The hens now have a penthouse. Their original roosting area consisted of hazel branches fixed to two sloping supports. The problem with this arrangement has become apparent recently; it was too vertical. This means the hens lower in the pecking order become covered in droppings overnight, because they’re roosting immediately underneath other hens. The base cannot be moved outwards to increase the angle because there are two concrete pillars in the way. The chicken coop used to be the laundry area, and these two concrete pillars originally held the washing/scrubbing board.

I therefore constructed a new roosting area, consisting of two slim planks of wood fixed to a frame on the wall. The planks provide enough space for all of the hens, so they can all be on the same level should they so wish. And I reduced the width of the original framework, so they can use it as a ladder to get to the main perches. We’ll see if they like it.

The temperature has plunged recently, not rising above 3 degrees during the day. The house is toasty warm though. Unfortunately we now have a problem with stink-bugs. They seem to have made the wood in the wood-shed their home, so I now have to be careful when filling the wood cupboard. If any are inadvertently brought indoors, it’s not long before they’re flying around the house. And probably because they’re annoyed at being woken up, they tend to produce their characteristic smell. They’re not called stink-bugs for nothing!

2 thoughts on “02/12/2014”

  1. Hi Rob,
    What a wonderful tool the internet is for telling you things you already knew but never realised!
    I was intrigued by your reference to ‘stink bugs’, never having heard of them before, or so I thought, so I Googled them and found out what they were. We have them here in the UK, but I’d never realised what they were. I just thought they were quite a sweet looking, harmless bug, that occasionally would land on me, crawl up my arm then fly off. I now find they are quite a pest to farmers, quite offensive to (some) noses and have a rather long name which could be difficult to say if you’d had a few! (Pentatomidae).
    My research also said that the scent form these stink bugs differs from person to person, some smelling nice or nasty coriander, others may smell the bitter almond scent of cyanide (which it contains in minute quantities and is an anti predator defence thing)
    What do your bugs smell of when they get excited? I have maybe smelt it before, but with my contact with them being outdoors, and with us living close to the countryside and all the ‘aromas’ that that entails it’s possible I may have confused their scent with something a little more organic!

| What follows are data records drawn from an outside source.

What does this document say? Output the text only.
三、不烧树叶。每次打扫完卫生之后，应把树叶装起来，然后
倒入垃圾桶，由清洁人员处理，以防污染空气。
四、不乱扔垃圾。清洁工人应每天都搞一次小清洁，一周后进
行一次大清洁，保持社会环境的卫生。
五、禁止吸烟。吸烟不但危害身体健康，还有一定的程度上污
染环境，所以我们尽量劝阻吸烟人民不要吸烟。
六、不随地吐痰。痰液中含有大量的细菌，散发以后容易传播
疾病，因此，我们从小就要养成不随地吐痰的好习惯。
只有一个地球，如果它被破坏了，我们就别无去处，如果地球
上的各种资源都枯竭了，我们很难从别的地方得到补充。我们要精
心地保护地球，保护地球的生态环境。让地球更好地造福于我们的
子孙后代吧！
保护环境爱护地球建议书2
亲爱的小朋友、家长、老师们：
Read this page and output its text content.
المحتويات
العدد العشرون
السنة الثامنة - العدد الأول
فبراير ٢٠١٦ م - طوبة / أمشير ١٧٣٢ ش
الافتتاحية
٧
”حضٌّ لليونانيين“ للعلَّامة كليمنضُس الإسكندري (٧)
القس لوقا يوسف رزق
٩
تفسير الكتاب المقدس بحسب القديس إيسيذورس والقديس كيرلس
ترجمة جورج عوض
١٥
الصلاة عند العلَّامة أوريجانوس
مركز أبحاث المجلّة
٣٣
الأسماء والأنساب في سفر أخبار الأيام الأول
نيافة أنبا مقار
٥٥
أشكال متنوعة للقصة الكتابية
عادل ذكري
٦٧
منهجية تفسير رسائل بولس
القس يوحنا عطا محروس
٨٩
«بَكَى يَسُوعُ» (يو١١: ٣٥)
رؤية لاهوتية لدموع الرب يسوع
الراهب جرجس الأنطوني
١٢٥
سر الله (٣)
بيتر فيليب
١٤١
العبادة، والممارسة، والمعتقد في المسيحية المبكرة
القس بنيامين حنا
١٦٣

    1. Hi Roj – nice to hear from you again.

      Oh, you’ll know the smell when it hits your nose. As to what it smells like – oh dear. Describing a scent in words. Not something I’m good at. Unlike Jilly Goolden – that presenter on some UK television food programme (can’t remember which one as I would reach for the remote to change channels as soon as she appeared) who would taste a wine and go off on some weird description like “There’s a hint of cherries dipped in birchwood sawdust with an aftertaste of shoe-polish…”

      But I digress. Yes, there’s a whiff of bitter almonds, but it seems a bit like rancid butter as well; it sort of catches in the back of your throat. To my nose it doesn’t smell like coriander. Suffice it to say one stops breathing if at all possible until the offending insect has been despatched. We’ve found the best way is to wait until they land on a flat surface, then trap them with a whisky tumbler. Empty, of course. Slide a thin piece of card between the surface and the glass, trapping them inside. Then the whole lot can either be taken outside, or – my preferred option – simply shaken into the woodstove, where there is a satisfactory pop and fizzle. Hey, it’s not as though they’re an endangered species. Unlike the dormice which had started to eat our pathetically-tiny stock of apples and the dried bread for the chickens. But that’s another story.